Oracle Corporation (NYSE:ORCL) failed to restore the $1.3 billion in damages awarded by a jury in connection with its copyright infringement case against SAP SE (ADR) (NYSE:SAP) after a federal court of appeals rejected its motion, according to report from Reuters.
Oracle has option to accept lower amount or face new trial
The 9th U.S. Circuit Court of Appeals ruled that Oracle Corporation (NYSE:ORCL) has two options—to accept a lower amount or face a new trial.

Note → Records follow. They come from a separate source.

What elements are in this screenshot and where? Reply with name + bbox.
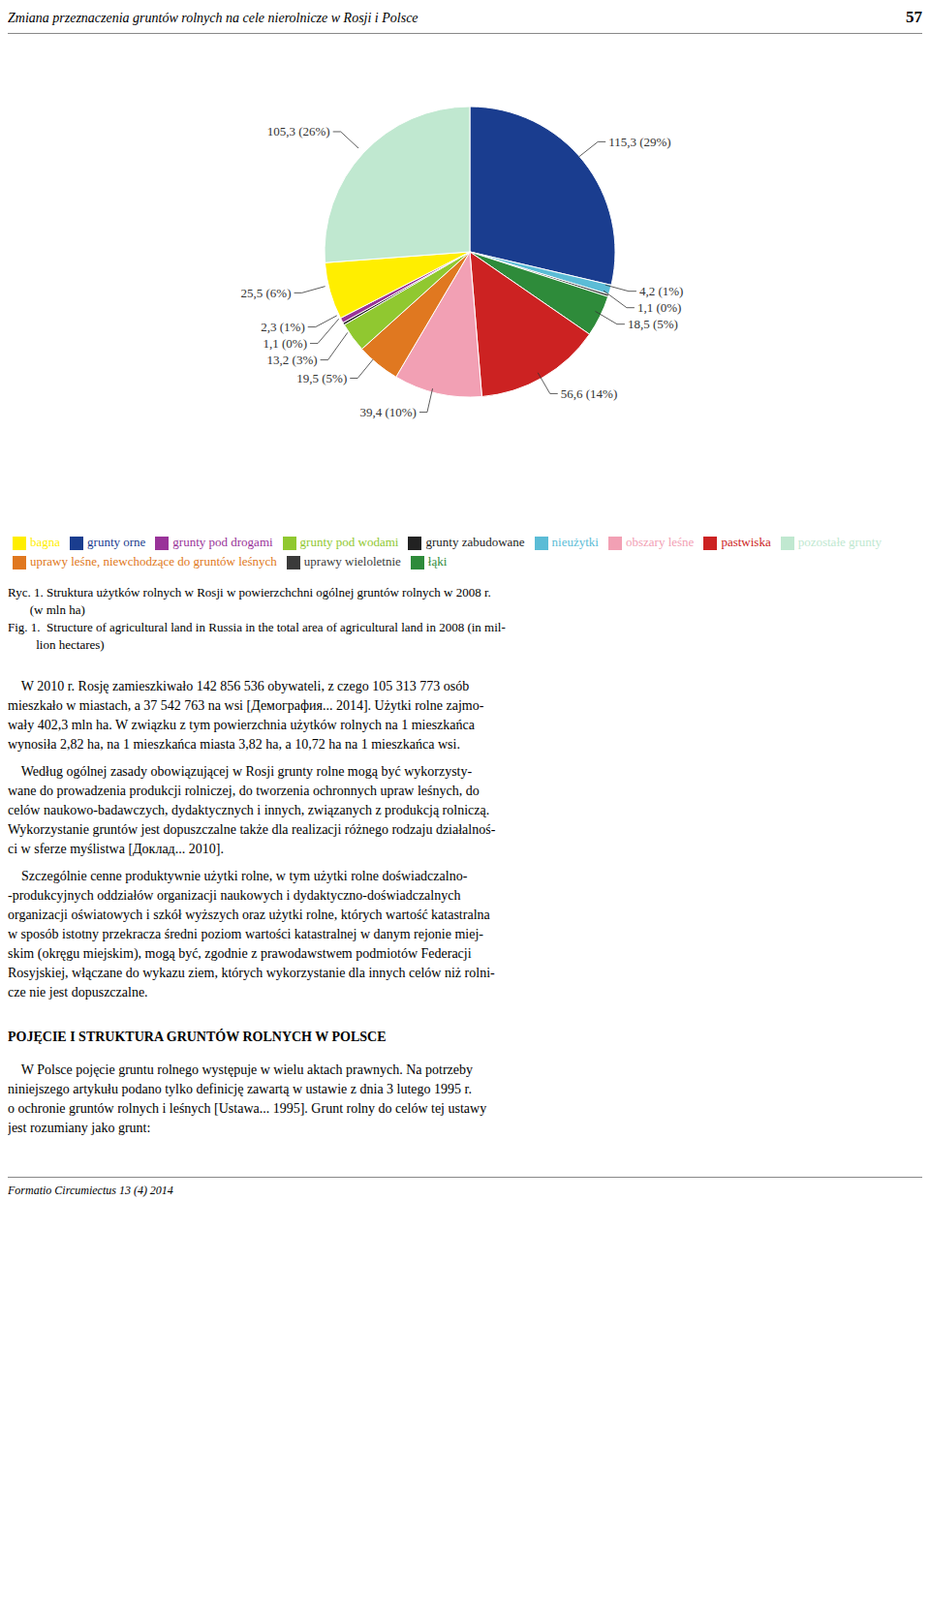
- html-text:skim (okręgu miejskim), mogą b: skim (okręgu miejskim), mogą być, zgodni…: [7, 946, 472, 961]
- html-text:wane do prowadzenia produkcji: wane do prowadzenia produkcji rolniczej,…: [7, 783, 480, 799]
- svg-text:13,2 (3%): 13,2 (3%): [267, 352, 318, 368]
- svg-text:18,5 (5%): 18,5 (5%): [627, 316, 679, 332]
- html-text:Rosyjskiej, włączane do wykazu: Rosyjskiej, włączane do wykazu ziem, któ…: [7, 965, 495, 981]
- html-text:POJĘCIE I STRUKTURA GRUNTÓW RO: POJĘCIE I STRUKTURA GRUNTÓW ROLNYCH W PO…: [7, 1029, 387, 1045]
- html-text:wały 402,3 mln ha. W związku z: wały 402,3 mln ha. W związku z tym powie…: [7, 717, 475, 733]
- svg-text:4,2 (1%): 4,2 (1%): [639, 283, 684, 299]
- html-text:Ryc. 1. Struktura użytków roln: Ryc. 1. Struktura użytków rolnych w Rosj…: [7, 585, 491, 600]
- svg-text:1,1 (0%): 1,1 (0%): [637, 300, 682, 315]
- html-text:W 2010 r. Rosję zamieszkiwało: W 2010 r. Rosję zamieszkiwało 142 856 53…: [7, 679, 470, 694]
- html-text:pastwiska: pastwiska: [721, 534, 771, 550]
- html-text:o ochronie gruntów rolnych i l: o ochronie gruntów rolnych i leśnych [Us…: [7, 1101, 487, 1116]
- html-text:grunty zabudowane: grunty zabudowane: [425, 534, 525, 550]
- html-text:uprawy wieloletnie: uprawy wieloletnie: [304, 554, 401, 569]
- html-text:Formatio Circumiectus 13 (4) 2: Formatio Circumiectus 13 (4) 2014: [7, 1183, 174, 1198]
- html-text:nieużytki: nieużytki: [551, 534, 599, 550]
- html-text:cze nie jest dopuszczalne.: cze nie jest dopuszczalne.: [7, 985, 148, 1000]
- html-text:organizacji oświatowych i szkó: organizacji oświatowych i szkół wyższych…: [7, 907, 490, 923]
- html-text:ci w sferze myślistwa [Доклад.: ci w sferze myślistwa [Доклад... 2010].: [7, 841, 224, 857]
- svg-text:19,5 (5%): 19,5 (5%): [296, 371, 347, 386]
- html-text:celów naukowo-badawczych, dyda: celów naukowo-badawczych, dydaktycznych …: [7, 803, 490, 818]
- html-text:W Polsce pojęcie gruntu rolneg: W Polsce pojęcie gruntu rolnego występuj…: [7, 1062, 473, 1078]
- html-text:(w mln ha): (w mln ha): [7, 602, 86, 618]
- html-text:grunty pod wodami: grunty pod wodami: [299, 534, 399, 550]
- html-text:wynosiła 2,82 ha, na 1 mieszka: wynosiła 2,82 ha, na 1 mieszkańca miasta…: [7, 737, 461, 752]
- svg-text:2,3 (1%): 2,3 (1%): [260, 319, 306, 335]
- svg-text:56,6 (14%): 56,6 (14%): [560, 386, 619, 402]
- html-text:Szczególnie cenne produktywnie: Szczególnie cenne produktywnie użytki ro…: [7, 868, 468, 884]
- html-text:uprawy leśne, niewchodzące do: uprawy leśne, niewchodzące do gruntów le…: [30, 554, 277, 569]
- html-text:mieszkało w miastach, a 37 542: mieszkało w miastach, a 37 542 763 na ws…: [7, 698, 484, 713]
- html-text:Fig. 1. Structure of agricultu: Fig. 1. Structure of agricultural land i…: [7, 620, 506, 635]
- html-text:Wykorzystanie gruntów jest dop: Wykorzystanie gruntów jest dopuszczalne …: [7, 822, 496, 837]
- svg-text:25,5 (6%): 25,5 (6%): [241, 285, 292, 301]
- html-text:niniejszego artykułu podano ty: niniejszego artykułu podano tylko defini…: [7, 1082, 472, 1097]
- html-text:lion hectares): lion hectares): [7, 637, 105, 652]
- svg-text:39,4 (10%): 39,4 (10%): [359, 404, 417, 420]
- html-text:grunty pod drogami: grunty pod drogami: [172, 534, 273, 550]
- svg-text:1,1 (0%): 1,1 (0%): [262, 336, 308, 351]
- html-text:Zmiana przeznaczenia gruntów r: Zmiana przeznaczenia gruntów rolnych na …: [7, 10, 419, 26]
- html-text:-produkcyjnych oddziałów organ: -produkcyjnych oddziałów organizacji nau…: [7, 888, 461, 903]
- html-text:w sposób istotny przekracza śr: w sposób istotny przekracza średni pozio…: [7, 927, 484, 942]
- svg-text:105,3 (26%): 105,3 (26%): [267, 124, 331, 139]
- html-text:obszary leśne: obszary leśne: [625, 534, 695, 550]
- html-text:pozostałe grunty: pozostałe grunty: [797, 534, 882, 550]
- svg-text:115,3 (29%): 115,3 (29%): [608, 134, 672, 150]
- html-text:jest rozumiany jako grunt:: jest rozumiany jako grunt:: [7, 1120, 151, 1136]
- html-text:Według ogólnej zasady obowiązu: Według ogólnej zasady obowiązującej w Ro…: [7, 764, 472, 779]
- html-text:bagna: bagna: [30, 534, 61, 550]
- html-text:grunty orne: grunty orne: [87, 534, 146, 550]
- html-text:łąki: łąki: [428, 554, 447, 569]
- html-text:57: 57: [905, 7, 923, 27]
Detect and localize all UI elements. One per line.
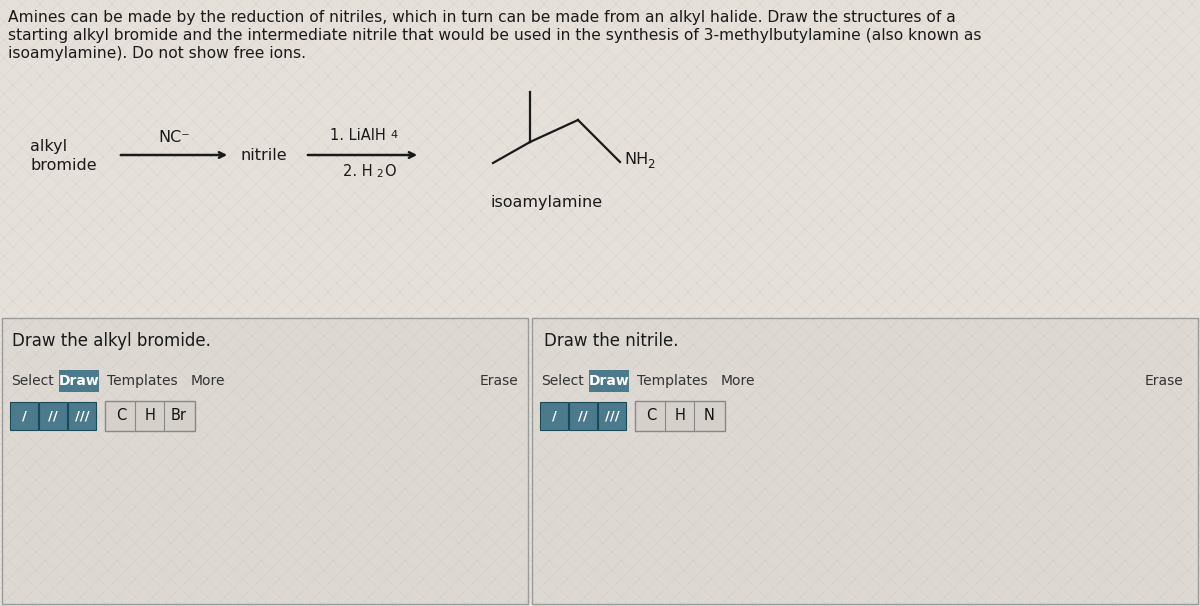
Text: nitrile: nitrile: [240, 147, 287, 162]
Text: 2: 2: [377, 169, 383, 179]
Text: Draw the alkyl bromide.: Draw the alkyl bromide.: [12, 332, 211, 350]
Text: Templates: Templates: [637, 374, 708, 388]
Bar: [38, 402, 67, 430]
Text: Erase: Erase: [480, 374, 518, 388]
Text: Erase: Erase: [1145, 374, 1183, 388]
Text: O: O: [384, 164, 396, 179]
Text: Templates: Templates: [107, 374, 178, 388]
Text: NH: NH: [624, 153, 648, 167]
Text: 2. H: 2. H: [343, 164, 372, 179]
Bar: [589, 370, 629, 392]
Text: H: H: [144, 408, 156, 424]
Text: H: H: [674, 408, 685, 424]
Bar: [2, 318, 528, 604]
Bar: [106, 401, 194, 431]
Text: Br: Br: [172, 408, 187, 424]
Bar: [540, 402, 568, 430]
Text: 1. LiAlH: 1. LiAlH: [330, 127, 385, 142]
Text: starting alkyl bromide and the intermediate nitrile that would be used in the sy: starting alkyl bromide and the intermedi…: [8, 28, 982, 43]
Text: Select: Select: [541, 374, 583, 388]
Bar: [59, 370, 98, 392]
Text: C: C: [116, 408, 126, 424]
Text: N: N: [703, 408, 714, 424]
Text: NC⁻: NC⁻: [158, 130, 190, 144]
Text: /: /: [552, 410, 557, 422]
Text: /: /: [22, 410, 26, 422]
Text: Amines can be made by the reduction of nitriles, which in turn can be made from : Amines can be made by the reduction of n…: [8, 10, 955, 25]
Text: 2: 2: [647, 159, 654, 171]
Text: isoamylamine: isoamylamine: [491, 195, 604, 210]
Text: bromide: bromide: [30, 158, 97, 173]
Text: alkyl: alkyl: [30, 139, 67, 155]
Text: 4: 4: [390, 130, 397, 140]
Text: C: C: [646, 408, 656, 424]
Text: Select: Select: [11, 374, 54, 388]
Text: Draw: Draw: [589, 374, 629, 388]
Text: More: More: [721, 374, 756, 388]
Bar: [598, 402, 626, 430]
Text: ///: ///: [605, 410, 619, 422]
Text: Draw: Draw: [59, 374, 100, 388]
Bar: [68, 402, 96, 430]
Bar: [10, 402, 38, 430]
Text: //: //: [578, 410, 588, 422]
Text: ///: ///: [74, 410, 89, 422]
Bar: [635, 401, 725, 431]
Text: isoamylamine). Do not show free ions.: isoamylamine). Do not show free ions.: [8, 46, 306, 61]
Bar: [532, 318, 1198, 604]
Text: More: More: [191, 374, 226, 388]
Text: //: //: [48, 410, 58, 422]
Text: Draw the nitrile.: Draw the nitrile.: [544, 332, 678, 350]
Bar: [569, 402, 598, 430]
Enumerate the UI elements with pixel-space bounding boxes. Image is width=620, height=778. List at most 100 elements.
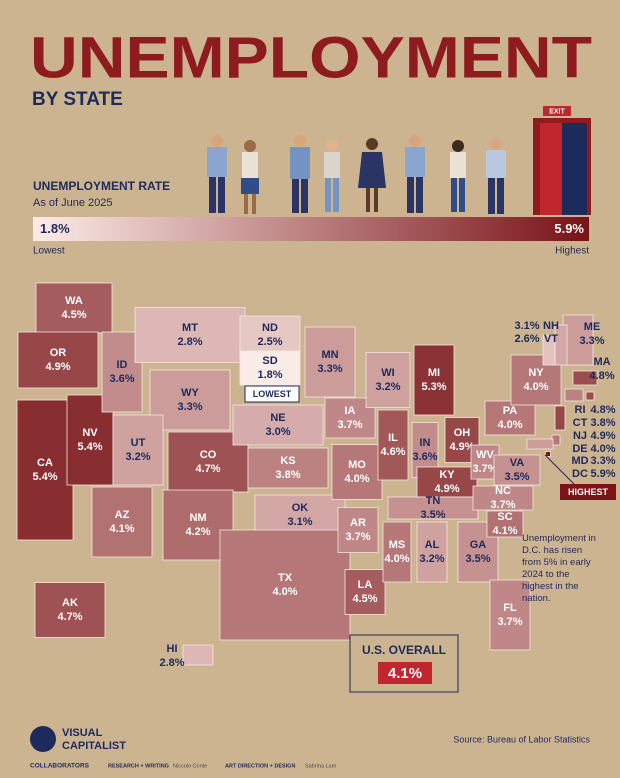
state-abbr: MA [593, 356, 610, 368]
state-value: 4.0% [523, 381, 548, 393]
legend-high-caption: Highest [555, 246, 589, 257]
state-abbr: CO [200, 449, 217, 461]
state-value: 3.0% [265, 426, 290, 438]
state-abbr: MI [428, 367, 440, 379]
state-tile [484, 400, 536, 436]
state-value: 2.8% [177, 336, 202, 348]
state-abbr: CA [37, 457, 53, 469]
state-tile [377, 409, 409, 481]
state-abbr: DC [572, 468, 588, 480]
state-tile [35, 282, 113, 334]
research-role: RESEARCH + WRITING [108, 763, 169, 769]
legend-subtitle: As of June 2025 [33, 197, 113, 209]
state-tile [134, 307, 246, 363]
state-abbr: MD [571, 455, 588, 467]
state-value: 3.7% [472, 463, 497, 475]
state-value: 4.8% [589, 370, 614, 382]
state-abbr: GA [470, 539, 487, 551]
state-value: 5.3% [421, 381, 446, 393]
state-abbr: NH [543, 320, 559, 332]
legend-low-caption: Lowest [33, 246, 65, 257]
state-abbr: NE [270, 412, 285, 424]
legend-high: 5.9% [554, 221, 584, 236]
state-tile [34, 582, 106, 638]
collaborators: COLLABORATORS [30, 763, 90, 770]
state-tile [91, 486, 153, 558]
state-value: 3.2% [125, 451, 150, 463]
map: WA 4.5% OR 4.9% CA 5.4% NV 5.4% ID 3.6% MT 2.8% WY 3.… [16, 282, 616, 669]
state-value: 1.8% [257, 369, 282, 381]
state-value: 4.1% [109, 523, 134, 535]
state-tile [416, 521, 448, 583]
state-abbr: VT [544, 333, 558, 345]
state-value: 4.9% [45, 361, 70, 373]
state-tile [16, 399, 74, 541]
state-value: 4.5% [352, 593, 377, 605]
state-tile [239, 315, 301, 355]
state-tile [572, 370, 598, 386]
state-abbr: OH [454, 427, 471, 439]
state-tile [247, 447, 329, 489]
state-tile [564, 388, 584, 402]
state-abbr: OR [50, 347, 67, 359]
exit-door: EXIT [533, 106, 591, 215]
state-abbr: AZ [115, 509, 130, 521]
state-tile [413, 344, 455, 416]
state-abbr: IA [345, 405, 356, 417]
state-abbr: LA [358, 579, 373, 591]
state-abbr: ME [584, 321, 601, 333]
state-tile [304, 326, 356, 398]
state-tile [382, 521, 412, 583]
legend-title: UNEMPLOYMENT RATE [33, 179, 170, 193]
state-abbr: ND [262, 322, 278, 334]
state-value: 3.5% [465, 553, 490, 565]
state-tile [112, 414, 164, 486]
state-abbr: KS [280, 455, 295, 467]
state-abbr: HI [167, 643, 178, 655]
state-abbr: RI [575, 404, 586, 416]
state-value: 3.3% [317, 363, 342, 375]
state-value: 3.3% [579, 335, 604, 347]
state-abbr: SC [497, 511, 512, 523]
state-value: 4.9% [449, 441, 474, 453]
state-tile [416, 466, 478, 498]
state-abbr: MS [389, 539, 406, 551]
state-tile [344, 569, 386, 615]
state-abbr: MO [348, 459, 366, 471]
state-value: 3.6% [109, 373, 134, 385]
footer: VISUAL CAPITALIST Source: Bureau of Labo… [30, 726, 590, 770]
state-value: 4.0% [272, 586, 297, 598]
state-abbr: AR [350, 517, 366, 529]
state-tile [331, 444, 383, 500]
state-abbr: WY [181, 387, 199, 399]
state-value: 3.6% [412, 451, 437, 463]
state-value: 3.1% [514, 320, 539, 332]
state-value: 4.6% [380, 446, 405, 458]
state-tile [472, 485, 534, 511]
state-tile [17, 331, 99, 389]
state-value: 2.5% [257, 336, 282, 348]
state-value: 3.7% [490, 499, 515, 511]
state-abbr: MT [182, 322, 198, 334]
subtitle: BY STATE [32, 89, 123, 110]
source: Source: Bureau of Labor Statistics [453, 734, 590, 744]
state-abbr: UT [131, 437, 146, 449]
state-value: 4.0% [344, 473, 369, 485]
state-abbr: AL [425, 539, 440, 551]
dc-note: Unemployment in D.C. has risen from 5% i… [522, 533, 596, 604]
state-value: 2.8% [159, 657, 184, 669]
state-value: 5.9% [590, 468, 615, 480]
researcher: Niccolo Conte [173, 763, 207, 769]
exit-sign: EXIT [549, 108, 565, 115]
state-tile [337, 507, 379, 553]
legend-low: 1.8% [40, 221, 70, 236]
state-tile [486, 510, 524, 538]
state-value: 3.7% [345, 531, 370, 543]
state-value: 3.2% [419, 553, 444, 565]
highest-callout: HIGHEST [544, 454, 616, 500]
state-tile [182, 644, 214, 666]
art-role: ART DIRECTION + DESIGN [225, 763, 295, 769]
state-tile [554, 405, 566, 431]
lowest-label: LOWEST [253, 389, 292, 399]
state-value: 5.4% [32, 471, 57, 483]
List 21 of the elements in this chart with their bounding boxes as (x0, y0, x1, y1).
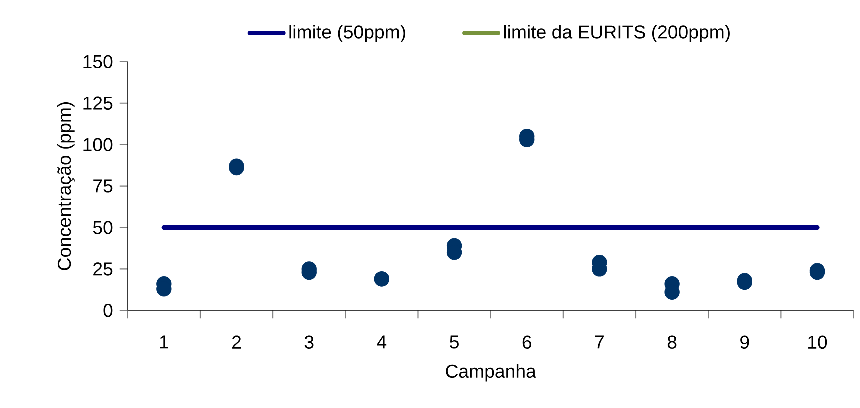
x-tick-label: 10 (808, 336, 828, 350)
y-tick-label: 50 (93, 221, 113, 235)
y-tick-label: 25 (94, 262, 113, 276)
y-tick-label: 0 (104, 304, 113, 318)
x-tick-label: 3 (304, 336, 314, 350)
y-tick-label: 75 (94, 180, 113, 194)
x-tick-label: 2 (232, 336, 242, 350)
y-tick-label: 150 (84, 56, 113, 69)
x-tick-label: 1 (160, 336, 168, 349)
legend-label: limite (50ppm) (290, 25, 406, 43)
x-tick-label: 8 (668, 336, 677, 350)
x-tick-label: 9 (740, 336, 750, 350)
x-tick-label: 5 (450, 336, 459, 350)
legend-label: limite da EURITS (200ppm) (504, 25, 730, 43)
x-tick-label: 4 (377, 336, 387, 349)
y-tick-label: 100 (84, 138, 113, 152)
x-tick-label: 7 (595, 336, 604, 349)
x-axis-title: Campanha (446, 364, 536, 382)
y-axis-title: Concentração (ppm) (57, 102, 75, 271)
x-tick-label: 6 (522, 336, 532, 350)
y-tick-label: 125 (84, 96, 113, 110)
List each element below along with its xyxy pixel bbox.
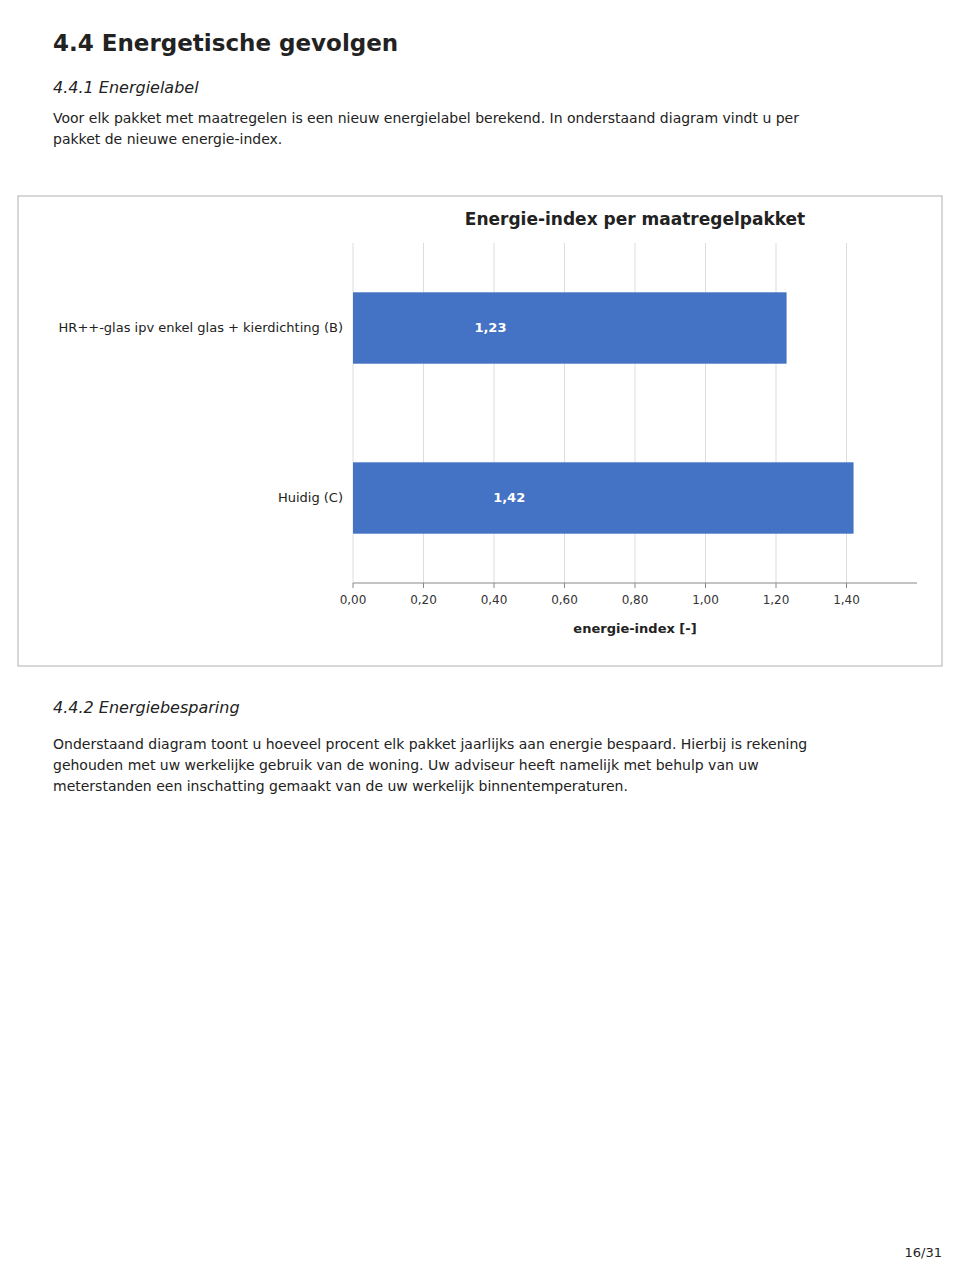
- tick-label: 1,00: [692, 593, 719, 607]
- tick-label: 0,00: [340, 593, 367, 607]
- tick-mark: [494, 583, 495, 588]
- bar: [353, 292, 787, 363]
- chart: Energie-index per maatregelpakket 0,00 0,2…: [17, 195, 943, 667]
- chart-border: [18, 196, 942, 666]
- tick-mark: [423, 583, 424, 588]
- tick-mark: [846, 583, 847, 588]
- tick-label: 0,80: [622, 593, 649, 607]
- tick-label: 1,20: [763, 593, 790, 607]
- tick-mark: [353, 583, 354, 588]
- tick-label: 0,40: [481, 593, 508, 607]
- x-axis-line: [353, 583, 917, 584]
- category-label: HR++-glas ipv enkel glas + kierdichting …: [59, 320, 343, 335]
- bar: [353, 462, 854, 533]
- intro-text: Voor elk pakket met maatregelen is een n…: [53, 108, 799, 150]
- x-axis-label: energie-index [-]: [573, 621, 696, 636]
- tick-label: 1,40: [833, 593, 860, 607]
- chart-title: Energie-index per maatregelpakket: [465, 209, 805, 229]
- tick-mark: [705, 583, 706, 588]
- section-header: 4.4.1 Energielabel: [53, 78, 199, 97]
- labels: HR++-glas ipv enkel glas + kierdichting …: [59, 320, 526, 505]
- tick-label: 0,60: [551, 593, 578, 607]
- data-label: 1,23: [474, 320, 506, 335]
- page-header: 4.4 Energetische gevolgen: [53, 30, 398, 56]
- bars: [353, 292, 854, 533]
- body-text: Onderstaand diagram toont u hoeveel proc…: [53, 734, 807, 797]
- tick-mark: [635, 583, 636, 588]
- data-label: 1,42: [493, 490, 525, 505]
- tick-mark: [776, 583, 777, 588]
- category-label: Huidig (C): [278, 490, 343, 505]
- page-number: 16/31: [905, 1245, 942, 1260]
- tick-mark: [564, 583, 565, 588]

In its ruling, the court of appeals explained that the jurors in the case used “undue amount of speculation” when they awarded a $1.3 billion in damages to Oracle Corporation (NYSE:ORCL) in 2010. At the time, SAP SE (ADR) (NYSE:SAP) argued that it should only pay $40 million in damages to cover the lost profits of Oracle.
In 2011, U.S. District Judge Phyllis Hamilton in Oakland, California rejected the $1.3 billion jury award and ruled that Oracle Corporation (NYSE:ORCL) deserved $272 million in actual damages.
“The award of hypothetical license damages totaling $1.3-billion was contrary to the weight of the evidence and was grossly excessive,” according to Judge Hamilton in 2011.
District judge made a mistake
The Court of Appeals also emphasized that Judge Hamilton made a mistake when she concluded that Oracle Corporation (NYSE:ORCL) deserve only $272 million of damages, which the company rejected. According to the court of appeals, Judge Hamilton made an error in concluding the Oracle only lost $36 million of profit since the right amount should have been $120.7 million.
Judge William Fletcher of the 9th Circuit Court of Appeals panel ordered Judge Hamilton to offer $356.7 million of damages to Oracle Corporation (NYSE:ORCL) or a second trial.
In 2007, Oracle Corporation (NYSE:ORCL) filed a copyright infringement case against TomorrowNow, a subsidiary of SAP SE (ADR) (NYSE:SAP) for illegally downloading software and millions of support materials from Oracle’s websites. Prior to the trial, SAP stated that it would not challenge “contributory infringement” in the case.